Mice don’t respond to a painful poke when S1P or S1PR3 is inhibited. S1PR3, though, is not a transducer of pain signaling. “Instead it’s a regulator of sensory signaling but a very, very important one,” says Lumpkin. This nerve-cell receptor establishes the threshold at which, once a painful stimulus occurs, it will be transduced into the nerve cell. In essence, it’s telling the cell’s ion channel when to send a pain signal.
What’s exciting about this, she adds, is that S1PR3 is a G-protein–coupled receptor, which is generally easy to target with drugs. Potential medicine that temporarily suppresses this receptor could be used to treat postsurgical pain or chemotherapy-induced neuropathy, which can be extremely painful, says Lumpkin. In principle, a drug that affects the S1PR3s would essentially block the signal before it even enters a nerve cell.
For now, Bautista continues to look to the star-nosed mole for touch-specializing genes. Bautista’s team can use their molecular database of mole genes as a starting point to finding more genes like piezo2 that express ion channels, or receptors like S1PR3 that further fine tune how nerves react to touch.
Beyond Pain
Patapoutian says these discoveries have taken them beyond the realm of touch into the basic function of our organs. “Internal organs also experience very profound mechanical forces,” he says. Piezo1 seems to be involved with the internal workings of the cardiovascular system, explains Patapoutian. This actually isn’t too surprising. Sensing mechanical force is important to the circulatory system; that’s how blood vessels know to respond to changes in flow and constrict or dilate to keep blood pressure constant (7).

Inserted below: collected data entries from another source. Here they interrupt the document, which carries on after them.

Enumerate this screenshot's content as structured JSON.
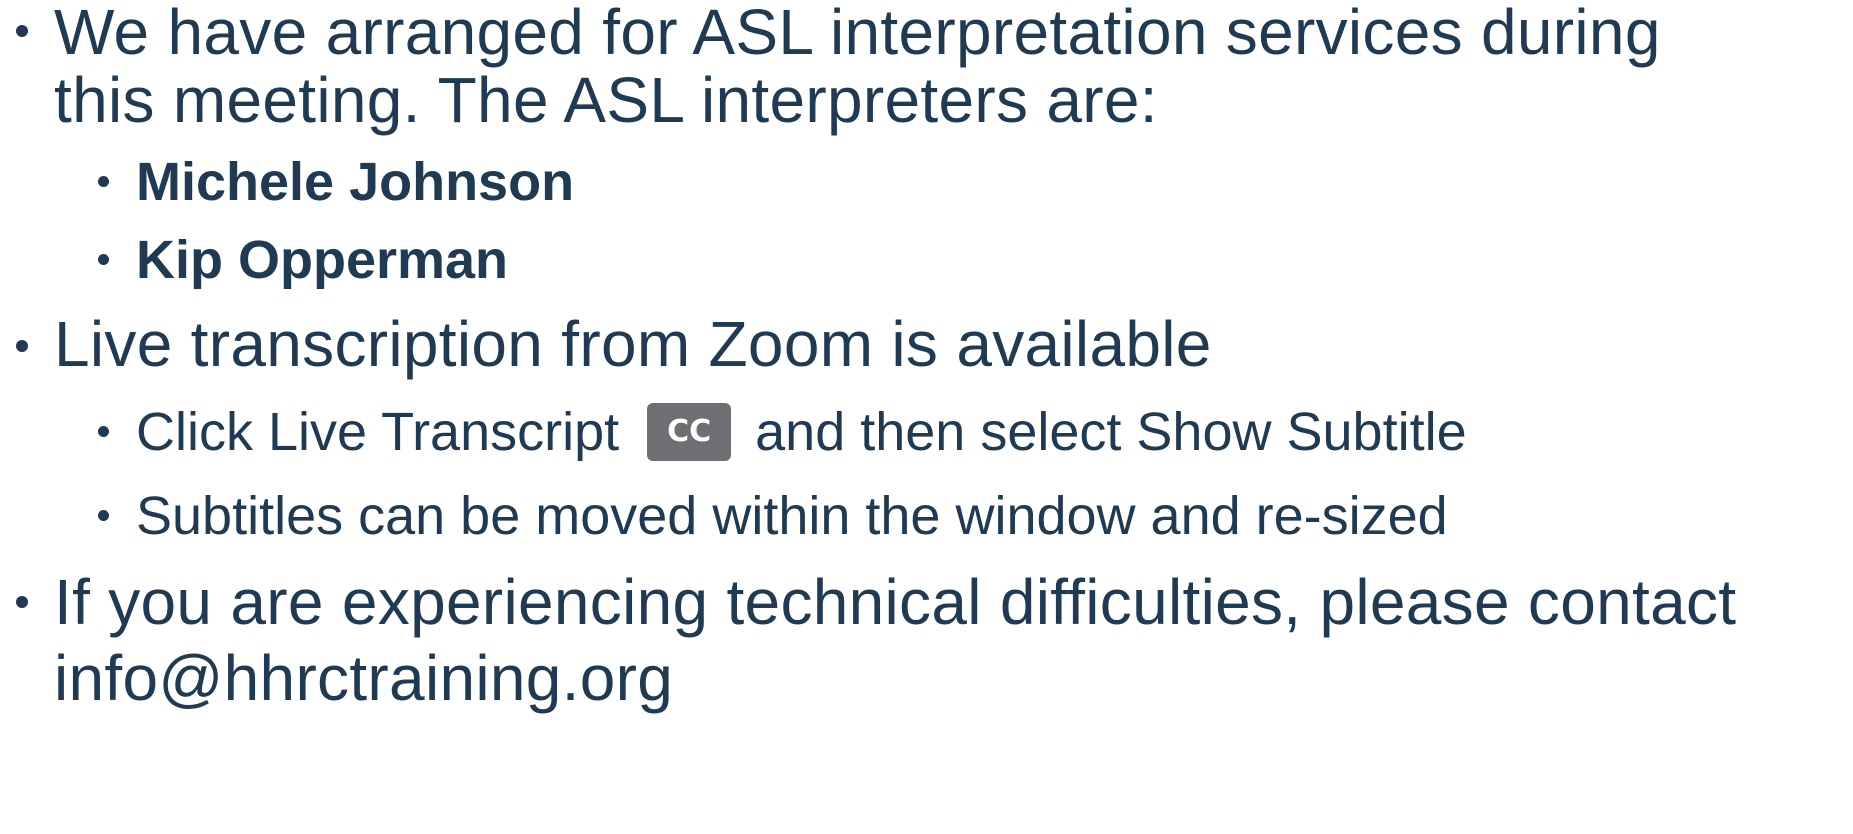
{
  "content": {
    "item1": {
      "line1": "We have arranged for ASL interpretation services during",
      "line2": "this meeting. The ASL interpreters are:"
    },
    "interpreters": [
      "Michele Johnson",
      "Kip Opperman"
    ],
    "item2": "Live transcription from Zoom is available",
    "sub1": {
      "before": "Click Live Transcript",
      "icon_label": "CC",
      "icon": "closed-caption-icon",
      "after": "and then select Show Subtitle"
    },
    "sub2": "Subtitles can be moved within the window and re-sized",
    "item3": {
      "line1": "If you are experiencing technical difficulties, please contact",
      "line2": "info@hhrctraining.org"
    }
  },
  "colors": {
    "text": "#1f3a52",
    "icon_bg": "#6f6f73",
    "icon_text": "#ffffff"
  }
}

“Internal organs also experience very profound mechanical forces.”
—Ardem Patapoutian
Last year, in a project with the lab of Harvard University cell biology professor Steve Liberles, Patapoutian found a role for piezo2 in lung inflation (8). “Every breath you take, the lung, of course, expands,” he says. And with that expansion, piezo2 is stimulated in a way that can, in turn, tell the lung when to retract, thus playing a role in regulation of breathing. Mice lacking the piezo2 gene faced respiration problems such as overinflation of the lung.

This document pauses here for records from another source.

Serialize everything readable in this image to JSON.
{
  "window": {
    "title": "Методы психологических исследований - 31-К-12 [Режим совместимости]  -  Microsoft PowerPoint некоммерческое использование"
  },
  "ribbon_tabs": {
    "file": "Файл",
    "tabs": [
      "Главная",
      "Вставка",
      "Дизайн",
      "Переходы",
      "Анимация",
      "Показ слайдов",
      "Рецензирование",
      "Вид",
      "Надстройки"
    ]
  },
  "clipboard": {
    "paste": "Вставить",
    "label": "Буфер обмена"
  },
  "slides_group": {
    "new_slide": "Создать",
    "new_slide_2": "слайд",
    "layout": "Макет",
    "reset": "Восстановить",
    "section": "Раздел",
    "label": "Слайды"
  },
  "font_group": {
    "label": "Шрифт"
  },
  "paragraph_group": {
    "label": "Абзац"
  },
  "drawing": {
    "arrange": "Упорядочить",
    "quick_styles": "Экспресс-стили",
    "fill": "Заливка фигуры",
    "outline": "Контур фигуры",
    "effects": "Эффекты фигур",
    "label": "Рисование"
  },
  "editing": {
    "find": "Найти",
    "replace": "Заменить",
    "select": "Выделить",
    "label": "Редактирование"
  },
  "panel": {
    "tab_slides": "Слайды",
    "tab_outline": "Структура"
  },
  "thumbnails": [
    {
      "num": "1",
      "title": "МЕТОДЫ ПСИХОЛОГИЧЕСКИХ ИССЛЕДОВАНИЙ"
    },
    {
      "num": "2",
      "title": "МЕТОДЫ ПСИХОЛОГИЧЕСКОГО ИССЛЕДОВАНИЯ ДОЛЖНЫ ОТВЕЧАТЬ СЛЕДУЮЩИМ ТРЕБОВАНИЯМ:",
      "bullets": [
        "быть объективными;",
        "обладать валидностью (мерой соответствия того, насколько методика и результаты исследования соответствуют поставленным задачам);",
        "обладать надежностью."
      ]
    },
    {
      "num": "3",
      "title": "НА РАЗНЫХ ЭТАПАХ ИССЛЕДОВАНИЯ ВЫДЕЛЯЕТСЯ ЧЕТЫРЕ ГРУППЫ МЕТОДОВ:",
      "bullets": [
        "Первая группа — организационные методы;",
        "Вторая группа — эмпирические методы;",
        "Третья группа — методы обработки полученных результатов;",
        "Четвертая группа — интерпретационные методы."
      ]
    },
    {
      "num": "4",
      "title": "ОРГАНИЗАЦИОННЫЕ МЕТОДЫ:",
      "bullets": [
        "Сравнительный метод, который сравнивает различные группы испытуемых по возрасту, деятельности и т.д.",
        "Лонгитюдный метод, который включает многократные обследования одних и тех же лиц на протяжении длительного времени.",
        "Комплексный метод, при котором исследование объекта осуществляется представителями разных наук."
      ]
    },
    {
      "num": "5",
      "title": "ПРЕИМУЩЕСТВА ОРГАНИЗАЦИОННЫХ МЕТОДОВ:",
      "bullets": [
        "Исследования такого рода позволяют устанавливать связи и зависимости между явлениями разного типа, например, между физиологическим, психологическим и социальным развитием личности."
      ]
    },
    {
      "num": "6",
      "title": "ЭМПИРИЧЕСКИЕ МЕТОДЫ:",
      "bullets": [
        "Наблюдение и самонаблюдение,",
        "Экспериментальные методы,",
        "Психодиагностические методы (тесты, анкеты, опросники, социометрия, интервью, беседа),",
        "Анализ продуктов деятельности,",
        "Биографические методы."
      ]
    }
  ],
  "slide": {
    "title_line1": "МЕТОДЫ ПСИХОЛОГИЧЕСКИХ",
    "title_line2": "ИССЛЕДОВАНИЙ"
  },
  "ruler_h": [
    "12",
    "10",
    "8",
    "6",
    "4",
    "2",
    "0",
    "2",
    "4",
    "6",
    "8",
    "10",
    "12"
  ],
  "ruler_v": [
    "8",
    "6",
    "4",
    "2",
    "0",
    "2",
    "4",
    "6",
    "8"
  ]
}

But respiration is just the tip of the iceberg. There’s mechanosensation involved in stomach stretch, bladder stretch, satiation, gastrointestinal function, and more. The role of touch in internal organs remains even more mysterious than the mechanisms of touch on our skin, says Patapoutian.
Bautista’s lab, meanwhile, plans to use the star-nose mole genome to further elucidate mechanosensation. “That’s been a goldmine,” she says, “to go in and look at that.”
Published under the PNAS license.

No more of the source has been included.